C'est Elisabeth Taylor et Richard Burton, deux monstres sacrés, que l'on a couru admirer dans Mais qui a peur de Virginia Woolf ? de Mike Nichols, d'après la pièce d'Albee, comme on avait auparavant couru applaudir la performance similaire de Raymond Gerome et de Madeleine Robinson dans un théâtre parisien.

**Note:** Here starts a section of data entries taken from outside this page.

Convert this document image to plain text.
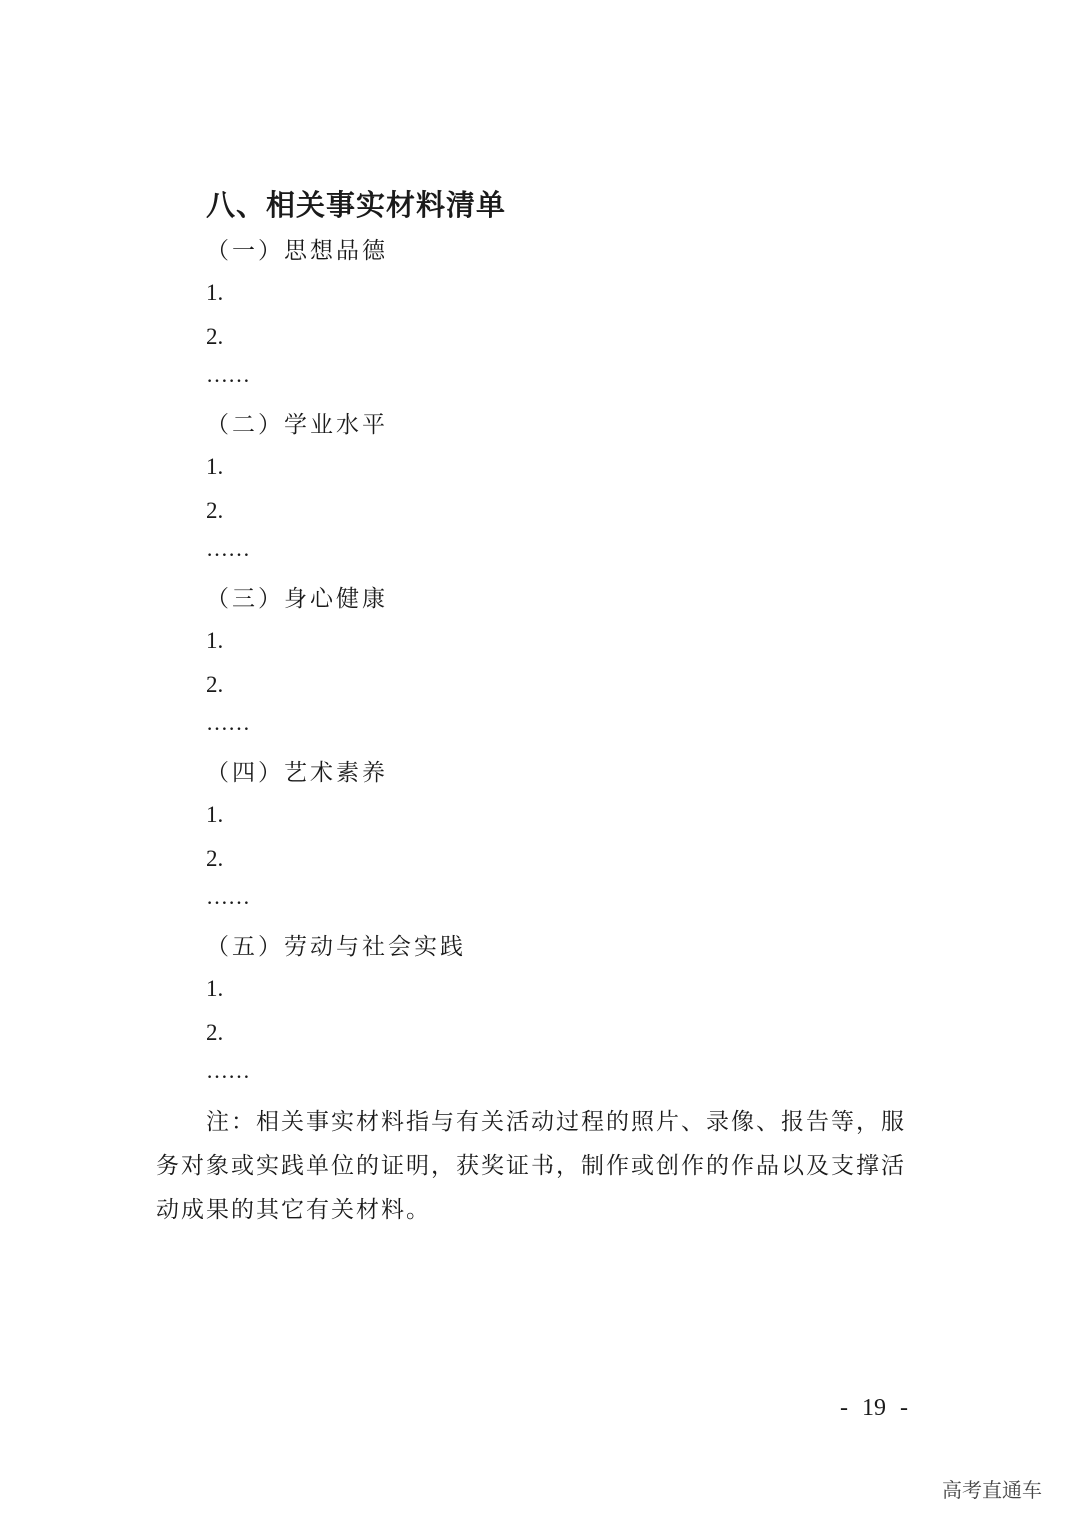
八、相关事实材料清单
（一）思想品德
1.
2.
……
（二）学业水平
1.
2.
……
（三）身心健康
1.
2.
……
（四）艺术素养
1.
2.
……
（五）劳动与社会实践
1.
2.
……
注：相关事实材料指与有关活动过程的照片、录像、报告等，服务对象或实践单位的证明，获奖证书，制作或创作的作品以及支撑活动成果的其它有关材料。
- 19 -
高考直通车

C'est enfin Raquel Welch que l'on a tenté de faire d'un coup monter au firmament des vedettes en lui donnant les rôles principaux de 1 Million d'années avant J.-C., de Don Chaffey, et de l'étrange Voyage fantastique, de Richard Fleischer.

Grande-Bretagne

Charlie Chaplin, Joseph Losey, Karel Reisz, Peter Watkins, voilà les principaux réalisateurs anglais de l'année, mais, paradoxalement, il faut leur adjoindre des auteurs étrangers — et non des moindres —, qui sont venus tourner dans les studios anglais des films de tout premier plan : Michelangelo Antonioni, François Truffaut, Roman Polansky.